“Think, sir! What business had you to think? I tell you what it is, you are much too fond of thinking. If you would only leave the thinking to me, and do what you are told, it would be much better for you.”
Tom’s first impulse was to make a sharp reply, and to express his willingness to leave, but for certain private reasons he was silent. Encouraged by the apparent absence of resistance, Mr. Furze continued—
“I’ve meant to have a word or two with you several times. You seem to have forgotten your position altogether, and that I am master here, and not you. You, perhaps, do not remember where you came from, and what you would have been if I had not picked you up. Let there be no misunderstanding in future.”
“There shall be none, sir. Shall I call at the factory and explain your wishes about the grindstone? I will tell them I was mistaken, and that they had better have one of those in stock.”
“No, you cannot do that now; let matters remain as they are; I must lose the sale of the stone and put up with it.”
Tom withdrew. That evening, after supper, Mr. Furze, anxious to show his wife that he possessed some power to quell opposition, told her what had happened. It met with her entire approval. She hated Tom. For all hatred, as well as for all love, there is doubtless a reason, but the reasons for the hatreds of a woman of Mrs. Furze’s stamp are often obscure, and perhaps more nearly an exception than any other known fact in nature to the rule that every effect must have a cause.

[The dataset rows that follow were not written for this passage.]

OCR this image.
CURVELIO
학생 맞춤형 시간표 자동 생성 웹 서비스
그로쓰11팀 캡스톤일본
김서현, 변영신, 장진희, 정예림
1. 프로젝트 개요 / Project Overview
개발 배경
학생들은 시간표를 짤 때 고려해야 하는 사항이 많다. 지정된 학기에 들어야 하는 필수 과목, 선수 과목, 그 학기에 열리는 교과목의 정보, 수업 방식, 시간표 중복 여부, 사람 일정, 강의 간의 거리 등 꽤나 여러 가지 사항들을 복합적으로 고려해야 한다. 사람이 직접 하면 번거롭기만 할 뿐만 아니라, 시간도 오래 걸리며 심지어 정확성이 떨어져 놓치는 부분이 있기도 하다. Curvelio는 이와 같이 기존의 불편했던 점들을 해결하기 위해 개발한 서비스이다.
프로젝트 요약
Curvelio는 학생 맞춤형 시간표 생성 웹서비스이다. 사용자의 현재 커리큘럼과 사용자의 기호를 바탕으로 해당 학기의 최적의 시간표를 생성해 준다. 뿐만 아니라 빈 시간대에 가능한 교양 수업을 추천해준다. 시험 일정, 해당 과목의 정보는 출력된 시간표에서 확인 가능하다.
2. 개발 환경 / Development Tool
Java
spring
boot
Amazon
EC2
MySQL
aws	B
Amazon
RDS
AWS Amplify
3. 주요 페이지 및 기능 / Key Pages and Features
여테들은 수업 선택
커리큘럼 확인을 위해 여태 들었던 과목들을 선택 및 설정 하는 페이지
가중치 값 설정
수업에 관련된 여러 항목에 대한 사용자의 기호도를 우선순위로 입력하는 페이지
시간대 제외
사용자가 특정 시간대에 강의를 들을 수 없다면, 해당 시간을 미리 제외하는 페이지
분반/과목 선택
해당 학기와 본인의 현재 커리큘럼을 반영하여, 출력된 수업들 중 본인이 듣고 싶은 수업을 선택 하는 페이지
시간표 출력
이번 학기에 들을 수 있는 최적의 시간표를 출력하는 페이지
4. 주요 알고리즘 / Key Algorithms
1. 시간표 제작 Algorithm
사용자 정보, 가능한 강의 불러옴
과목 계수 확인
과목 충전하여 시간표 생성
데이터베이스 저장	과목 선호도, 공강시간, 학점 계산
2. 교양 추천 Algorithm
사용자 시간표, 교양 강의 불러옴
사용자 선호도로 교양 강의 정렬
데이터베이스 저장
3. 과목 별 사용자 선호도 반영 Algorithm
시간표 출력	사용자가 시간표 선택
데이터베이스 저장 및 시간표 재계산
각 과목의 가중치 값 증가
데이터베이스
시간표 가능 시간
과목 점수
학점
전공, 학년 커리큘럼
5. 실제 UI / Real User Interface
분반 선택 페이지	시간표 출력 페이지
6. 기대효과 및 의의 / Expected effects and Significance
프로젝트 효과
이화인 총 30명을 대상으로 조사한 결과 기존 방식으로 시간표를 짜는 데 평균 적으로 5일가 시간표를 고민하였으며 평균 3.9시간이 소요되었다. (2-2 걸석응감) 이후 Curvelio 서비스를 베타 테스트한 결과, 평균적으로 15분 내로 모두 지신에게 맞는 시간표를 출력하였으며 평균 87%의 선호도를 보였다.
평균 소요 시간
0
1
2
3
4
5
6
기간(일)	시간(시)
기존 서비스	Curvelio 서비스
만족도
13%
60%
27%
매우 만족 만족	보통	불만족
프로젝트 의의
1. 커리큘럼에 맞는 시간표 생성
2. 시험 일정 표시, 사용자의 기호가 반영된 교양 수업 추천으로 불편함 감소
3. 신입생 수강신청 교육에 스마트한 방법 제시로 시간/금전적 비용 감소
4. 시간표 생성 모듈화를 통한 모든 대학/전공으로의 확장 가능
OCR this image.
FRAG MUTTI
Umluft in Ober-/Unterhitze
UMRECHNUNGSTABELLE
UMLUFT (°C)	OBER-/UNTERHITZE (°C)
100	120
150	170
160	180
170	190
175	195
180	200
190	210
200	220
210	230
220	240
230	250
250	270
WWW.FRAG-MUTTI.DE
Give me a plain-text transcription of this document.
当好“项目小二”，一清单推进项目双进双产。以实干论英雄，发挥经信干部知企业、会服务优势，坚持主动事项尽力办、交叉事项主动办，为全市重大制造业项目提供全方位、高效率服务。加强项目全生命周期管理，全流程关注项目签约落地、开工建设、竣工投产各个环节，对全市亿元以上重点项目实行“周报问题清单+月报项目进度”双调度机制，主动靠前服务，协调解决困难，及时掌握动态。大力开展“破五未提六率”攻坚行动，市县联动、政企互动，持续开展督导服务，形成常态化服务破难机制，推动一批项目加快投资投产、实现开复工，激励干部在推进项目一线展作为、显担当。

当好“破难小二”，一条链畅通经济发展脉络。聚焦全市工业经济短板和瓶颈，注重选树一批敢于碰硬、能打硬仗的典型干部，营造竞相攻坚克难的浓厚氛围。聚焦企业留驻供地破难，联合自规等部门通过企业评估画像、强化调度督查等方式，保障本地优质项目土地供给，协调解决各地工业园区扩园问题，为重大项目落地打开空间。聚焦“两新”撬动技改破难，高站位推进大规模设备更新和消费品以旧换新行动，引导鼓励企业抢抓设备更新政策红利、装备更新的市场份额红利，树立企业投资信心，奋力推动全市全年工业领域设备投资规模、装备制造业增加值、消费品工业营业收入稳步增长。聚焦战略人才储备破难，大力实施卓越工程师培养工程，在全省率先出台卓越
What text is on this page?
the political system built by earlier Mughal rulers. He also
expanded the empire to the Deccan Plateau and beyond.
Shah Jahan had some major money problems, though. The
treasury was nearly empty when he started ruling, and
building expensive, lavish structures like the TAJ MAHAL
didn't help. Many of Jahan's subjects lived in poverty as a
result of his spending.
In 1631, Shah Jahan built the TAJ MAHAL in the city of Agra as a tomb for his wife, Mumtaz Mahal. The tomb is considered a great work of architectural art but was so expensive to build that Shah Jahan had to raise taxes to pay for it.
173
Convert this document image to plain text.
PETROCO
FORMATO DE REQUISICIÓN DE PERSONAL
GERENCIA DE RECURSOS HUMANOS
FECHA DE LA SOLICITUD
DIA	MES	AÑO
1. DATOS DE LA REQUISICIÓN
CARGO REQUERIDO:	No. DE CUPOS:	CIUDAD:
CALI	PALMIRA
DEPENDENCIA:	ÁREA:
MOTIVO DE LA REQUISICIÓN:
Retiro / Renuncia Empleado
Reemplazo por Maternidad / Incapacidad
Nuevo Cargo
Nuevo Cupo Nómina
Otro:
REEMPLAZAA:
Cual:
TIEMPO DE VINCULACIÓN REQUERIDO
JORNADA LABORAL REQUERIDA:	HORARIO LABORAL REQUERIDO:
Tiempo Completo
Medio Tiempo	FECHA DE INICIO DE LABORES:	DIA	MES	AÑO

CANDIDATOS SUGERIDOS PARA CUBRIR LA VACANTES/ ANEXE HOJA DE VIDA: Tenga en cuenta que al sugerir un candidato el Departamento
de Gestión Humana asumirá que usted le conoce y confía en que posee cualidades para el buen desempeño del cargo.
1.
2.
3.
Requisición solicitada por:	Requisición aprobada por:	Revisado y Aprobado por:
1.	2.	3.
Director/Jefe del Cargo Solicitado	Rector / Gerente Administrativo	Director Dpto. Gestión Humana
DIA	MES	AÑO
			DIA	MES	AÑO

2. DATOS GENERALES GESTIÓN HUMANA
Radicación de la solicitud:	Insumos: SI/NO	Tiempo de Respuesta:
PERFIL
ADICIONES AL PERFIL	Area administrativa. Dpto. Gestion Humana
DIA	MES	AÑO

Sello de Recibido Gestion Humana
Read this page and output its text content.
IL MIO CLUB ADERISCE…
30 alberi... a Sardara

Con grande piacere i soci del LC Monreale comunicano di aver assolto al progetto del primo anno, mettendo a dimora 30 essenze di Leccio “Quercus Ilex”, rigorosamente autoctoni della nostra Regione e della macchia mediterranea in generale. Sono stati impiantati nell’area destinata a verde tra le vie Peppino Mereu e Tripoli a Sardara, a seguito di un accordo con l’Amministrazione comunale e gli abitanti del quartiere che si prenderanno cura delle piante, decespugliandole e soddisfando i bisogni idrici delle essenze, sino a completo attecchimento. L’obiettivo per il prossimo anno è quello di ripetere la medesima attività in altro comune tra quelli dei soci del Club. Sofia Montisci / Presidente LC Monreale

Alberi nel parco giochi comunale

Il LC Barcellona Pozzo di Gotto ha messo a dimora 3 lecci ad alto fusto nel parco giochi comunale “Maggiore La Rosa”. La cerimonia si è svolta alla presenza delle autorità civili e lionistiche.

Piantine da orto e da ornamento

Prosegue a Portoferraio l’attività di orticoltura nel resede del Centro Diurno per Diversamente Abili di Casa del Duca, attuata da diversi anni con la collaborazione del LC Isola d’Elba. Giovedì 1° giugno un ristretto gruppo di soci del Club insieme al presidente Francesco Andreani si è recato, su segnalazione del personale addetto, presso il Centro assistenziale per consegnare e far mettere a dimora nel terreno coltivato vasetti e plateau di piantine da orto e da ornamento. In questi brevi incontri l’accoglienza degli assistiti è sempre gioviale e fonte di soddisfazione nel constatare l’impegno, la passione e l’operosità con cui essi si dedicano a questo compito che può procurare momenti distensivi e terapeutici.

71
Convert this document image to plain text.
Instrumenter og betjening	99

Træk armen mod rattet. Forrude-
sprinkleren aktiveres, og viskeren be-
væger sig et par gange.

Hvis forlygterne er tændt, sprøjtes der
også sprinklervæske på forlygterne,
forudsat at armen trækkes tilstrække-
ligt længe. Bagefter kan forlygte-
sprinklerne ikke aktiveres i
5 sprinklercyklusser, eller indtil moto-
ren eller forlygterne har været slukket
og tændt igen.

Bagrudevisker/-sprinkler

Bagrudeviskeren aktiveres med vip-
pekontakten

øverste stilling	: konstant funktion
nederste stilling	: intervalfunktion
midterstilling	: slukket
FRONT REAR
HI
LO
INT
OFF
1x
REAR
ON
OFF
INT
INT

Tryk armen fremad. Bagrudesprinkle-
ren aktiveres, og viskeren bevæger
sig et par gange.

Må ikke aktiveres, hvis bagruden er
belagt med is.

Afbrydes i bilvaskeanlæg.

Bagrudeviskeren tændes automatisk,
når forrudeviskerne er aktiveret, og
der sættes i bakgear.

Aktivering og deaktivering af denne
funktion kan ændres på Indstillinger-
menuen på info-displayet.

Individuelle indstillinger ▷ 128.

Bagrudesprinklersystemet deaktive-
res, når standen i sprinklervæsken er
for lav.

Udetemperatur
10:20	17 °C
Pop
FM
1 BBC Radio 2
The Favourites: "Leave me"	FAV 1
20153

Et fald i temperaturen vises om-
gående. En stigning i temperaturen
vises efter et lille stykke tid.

“I would get rid of him,” said she. “I think that his not replying to you is ten times more aggravating than if he had gone into a passion.”
“You cannot get rid of him,” said Catharine.
“Cannot! What do you mean, Catharine—cannot? I like that! Do you suppose that I do not understand my own business—I who took him up out of the gutter and taught him? Cannot, indeed!”
“Of course you can get rid of him, father; but I would not advise you to try it.”